Português: Caracterização de Maria das Mercês

domingo, 20 de novembro de 2022

Caracterização de Maria das Mercês


             Maria das Mercês preenche o papel da mulher na ideologia dominante dos anos 60 do século XX em Portugal, simbolizado pela povoação da Gafeira (metonímia).
            Segundo a doutrina de Salazar, a vida em sociedade deveria assentar em três princípios: Deus, Pátria e Família, os quais se deveriam aplicar tanto a homens como a mulheres. No entanto, no primeiro caso, bastava que mantivessem a fachada no que respeitava a Deus e à Família, visto que da defesa da Pátria não podiam eximir-se, no contexto da guerra colonial. Assim sendo, o peso das instituições recaía todo sobre as mulheres e tudo era feito para que elas se mantivessem afastadas do pecado, ou seja, da sua sexualidade, e presas à procriação, porque elas eram o esteio da Família e, como havia guerra em África, deveriam apoiar incondicionalmente os homens, sendo boa mãe, boa esposa, boa irmã, boa filha, etc.
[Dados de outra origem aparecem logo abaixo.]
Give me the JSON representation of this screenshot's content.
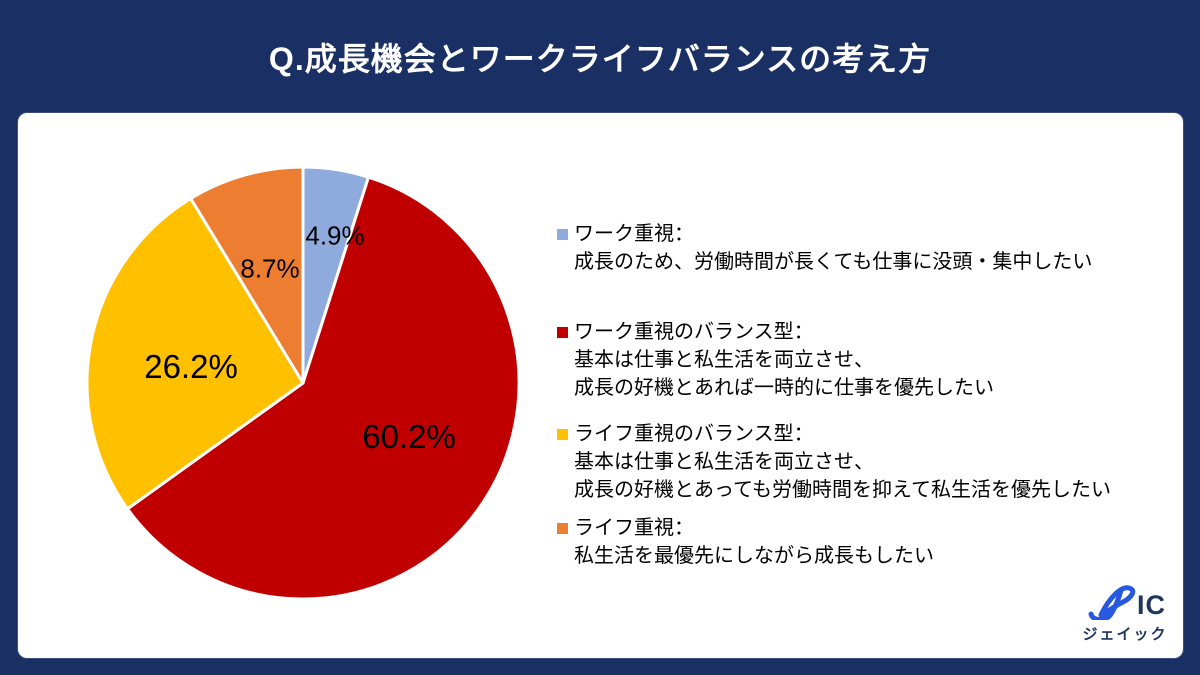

Maria das Dores é a burguesa alienada, produto da ideologia do estado Novo, conforme se pode comprovar através do seguinte quadro:
 

Deus

Pátria

Família

a Igreja

a retaguarda amável

7 anos de casamento

o colégio de freiras

o serviço da esposa

A infertilidade só poderia ser feminina (vide Memorial do Convento)

as dádivas aos pobres

o sorriso à chegada

a obediência ao marido

a ceia de Natal com os trabalhadores

 

o ensino do criado

 
            O marido ausenta-se e deixa-a sozinha, entregue a si própria: “… dias sem fim a fazer tricot, a odiar os cães… fumando, cozendo bolos…”, “Sete anos de esposa, a passear de cá para lá”. A libertação da sua sensibilidade contida ocorre através de pequenos prazeres secretos como os passeios a cavalo e a masturbação.
            Neste contexto, Maria das Mercês aparece como inabitável, infecundo, incapaz de dar um filho ao casal. É a voz do povo que se faz ouvir: a mulher podia arcar com a exclusividade destas culpas, ao contrário do homem, que ficaria socialmente diminuído se tal lhe acontecesse.
            Chega um momento em que ela não pode suportar mais a situação incongruente, pelo que alguma coisa terá de mudar. O mesmo teria de suceder à sociedade portuguesa da época, que vivia à margem do mundo, pelo que a mudança seria necessária, o que veio a concretizar-se com o 25 de abril de 1974, acontecimento que teria grandes repercussões na evolução do papel social da mulher.
            Por último, a vida de Maria das Mercês ficará marcada pelo «crime perfeito», como dizia o marido sempre que se referia ao caso da Dama das Unhas de Prata, que provocara a morte «post coitum», visto que ela causa o falecimento de Domingos ao relacionar-se com ele sexualmente, já que este tinha “coração de passarinho”. O que a terá levado a agir assim? O ciúme? A raiva de ser preterida? O desejo de vingança? O despertar da sua sexualidade? Se, posteriormente, se suicidou, teve um acidente durante a fuga ou foi assassinada pelo marido, ninguém o sabe.